Il Premio Strega Poesia ha la sua dozzina
“In palio, come sempre, c’è il governo della lingua”, ha concluso divertito Andrea Cortellessa alla proclamazione della dozzina del Premio Strega Poesia, ossia la promessa di restare ai posteri grazie a un pugno di versi, a imperitura memoria. A confermare la fiducia riposta dall’accademico in un canone sempre più incerto, sono state le centosettanta opere presentate alla prima selezione del concorso giallo paglierino, giunto alla sua terza edizione. In occasione della Giornata Mondiale della Poesia, il comitato scientifico ne ha graziate dodici: Prisca Agustoni con “L’animale estremo” (Interno Poesia); Elisa Biagini con “L’intravisto” (Einaudi); Marco Corsi con “Nel dopo” (Guanda); Maurizio Cucchi con “La scatola onirica” (Mondadori); Claudio Damiani con “Rinascita” (Fazi); Roberto Deidier con “Quest’anno il lupo fissa negli occhi l’uomo” (Molesini); Alfonso Guida con “Diario di un autodidatta” (Guanda); Antonio Francesco Perozzi con “on land” (Prufrock); Giancarlo Pontiggia con “La materia del contendere” (Garzanti); Jonida Prifti con “Sorelle di confine” (Marco Saya); Marilena Renda con “Cinema Persefone” (Arcipelago Itaca); Tiziano Rossi con “Il brusìo” (Einaudi).

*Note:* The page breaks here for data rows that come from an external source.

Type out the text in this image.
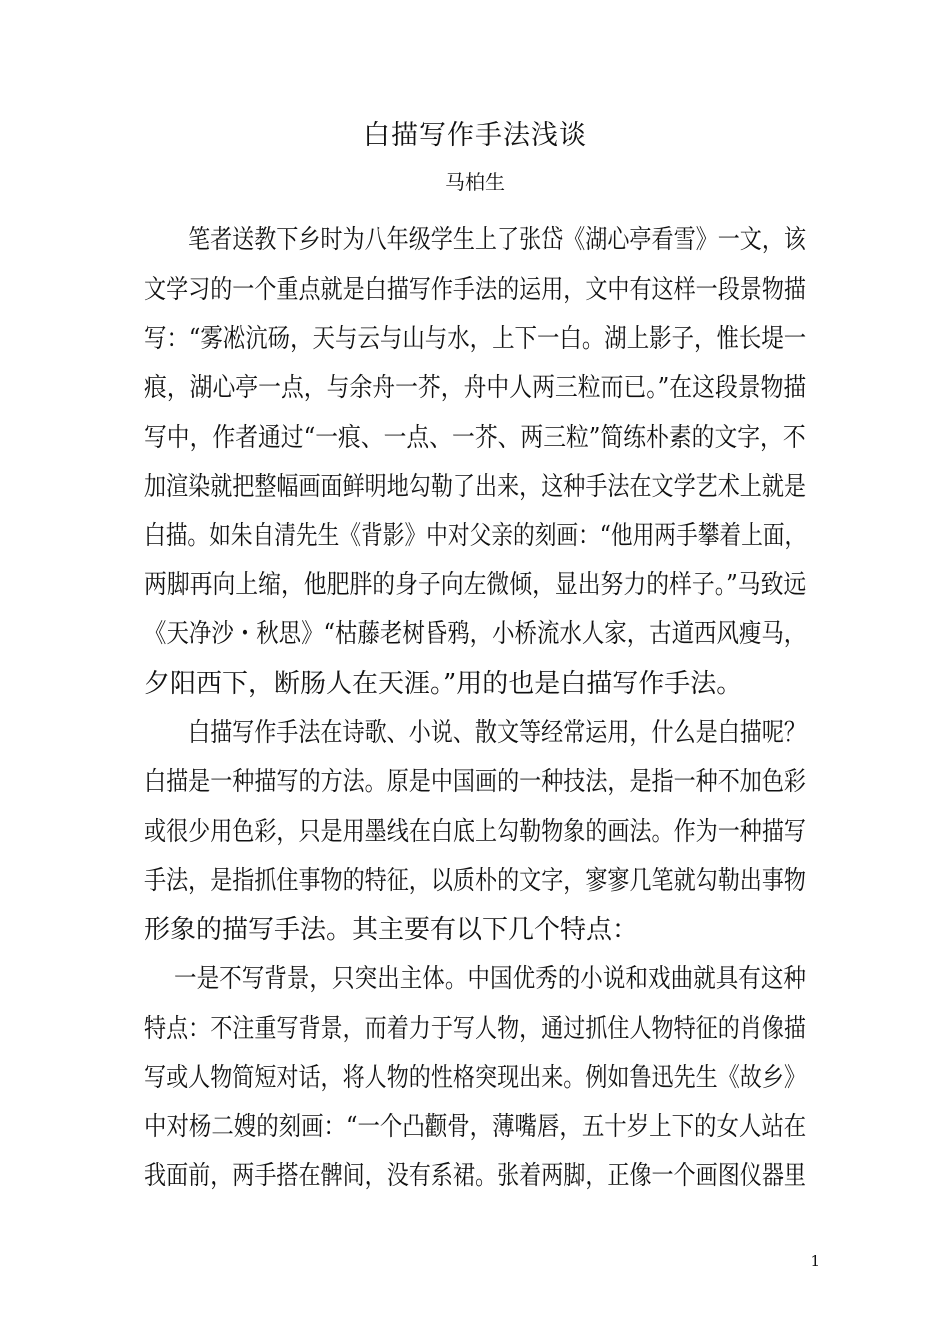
白描写作手法浅谈
马柏生
笔者送教下乡时为八年级学生上了张岱《湖心亭看雪》一文，该
文学习的一个重点就是白描写作手法的运用，文中有这样一段景物描
写：“雾凇沆砀，天与云与山与水，上下一白。湖上影子，惟长堤一
痕，湖心亭一点，与余舟一芥，舟中人两三粒而已。”在这段景物描
写中，作者通过“一痕、一点、一芥、两三粒”简练朴素的文字，不
加渲染就把整幅画面鲜明地勾勒了出来，这种手法在文学艺术上就是
白描。如朱自清先生《背影》中对父亲的刻画：“他用两手攀着上面，
两脚再向上缩，他肥胖的身子向左微倾，显出努力的样子。”马致远
《天净沙・秋思》“枯藤老树昏鸦，小桥流水人家，古道西风瘦马，
夕阳西下，断肠人在天涯。”用的也是白描写作手法。
白描写作手法在诗歌、小说、散文等经常运用，什么是白描呢？
白描是一种描写的方法。原是中国画的一种技法，是指一种不加色彩
或很少用色彩，只是用墨线在白底上勾勒物象的画法。作为一种描写
手法，是指抓住事物的特征，以质朴的文字，寥寥几笔就勾勒出事物
形象的描写手法。其主要有以下几个特点：
一是不写背景，只突出主体。中国优秀的小说和戏曲就具有这种
特点：不注重写背景，而着力于写人物，通过抓住人物特征的肖像描
写或人物简短对话，将人物的性格突现出来。例如鲁迅先生《故乡》
中对杨二嫂的刻画：“一个凸颧骨，薄嘴唇，五十岁上下的女人站在
我面前，两手搭在髀间，没有系裙。张着两脚，正像一个画图仪器里
1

La loro prima uscita pubblica sarà martedì 8 aprile, nella Capitale, alla XVIII edizione di Ritratti di Poesia, dove i contendenti leggeranno sotto i riflettori azzurrini dell’Auditorium Conciliazione, introdotti da Stefano Petrocchi e Vincenzo Mascolo, direttore artistico della rassegna internazionale che accoglierà oltre quaranta intellettuali in una sola giornata.
La solita querelle
Se Ida Travi – parole sue – ha preferito appoggiare la decisione del suo editore, il Saggiatore, e per disapprovazione ha lasciato fuori i suoi empatici Tolki dall’alcolica contesa, Giorgiomaria Cornelio ha visto recapitare al suo, Tlon, la richiesta (dal comitato stesso) di presentare il suo ultimo saggio, “Fossili di rivolta. Immaginazione e rinascita” sebbene il regolamento ammettesse soltanto poesie. Che si tratti o meno di una svista, si spera lo tengano in caldo per la sezione saggistica appena inaugurata. Nella “faglia generazionale” messa a fuoco da Cortellessa, per non definirla esplicitamente frattura, non a caso mancano all’appello autori nati a ridosso degli anni Settanta che per quanto si siano distinti sul panorama editoriale, sono rimasti fuori dai giochi, come Andrea Longega con “Istà” e Italo Testa con “Se non sarò più mia”, entrambi editi da Samuele, che hanno fatto della lingua un rovello quotidiano, un setaccio stilistico contro qualsiasi manierismo. E senza tralasciare per il terzo anno consecutivo l’assenza di Interlinea nelle fasi finali del premio: “Trasparenza. Poesia e musica” di Maria Borio, raccolta manifesto della distanza virtuale imposta alle esperienze individuali e della conseguente spersonalizzazione del linguaggio, non è passata. A detta di Cortellessa è indiscutibile che sulle nuove voci troneggi “una pattuglia di maestri riconosciuti”, così Cucchi e Pontiggia, ma che dire di quelli finiti sugli spalti? Si pensi ai romano-centrici Ennio Cavalli con “Il silenzio è migliore di me” (La nave di Teseo), Giorgio Manacorda con “La grande orchestra” (Elliot) ed Elio Pecora con “Specchi nel labirinto” (Vallecchi).
Dulcis in fundo, sui social sono sbocciati gli ennesimi commenti svilenti che hanno paragonato la lettura augurale di Vivian Lamarque a una filastrocca per bambini, quando l’approccio pedagogico e lungimirante di volumi quale “Canti dell’inizio. Canti della fine” (Topipittori) di Bruno Tognolini e Silvia Vecchini, per citarne uno su tutti, meriterebbe talvolta di salire sul pulpito per ricondurre alla parola immaginifica anche i critici più schierati e non solo i lettori in erba, poiché se “io ti riconosco / dove finisco io cominci tu / e per un attimo io non finisco più”.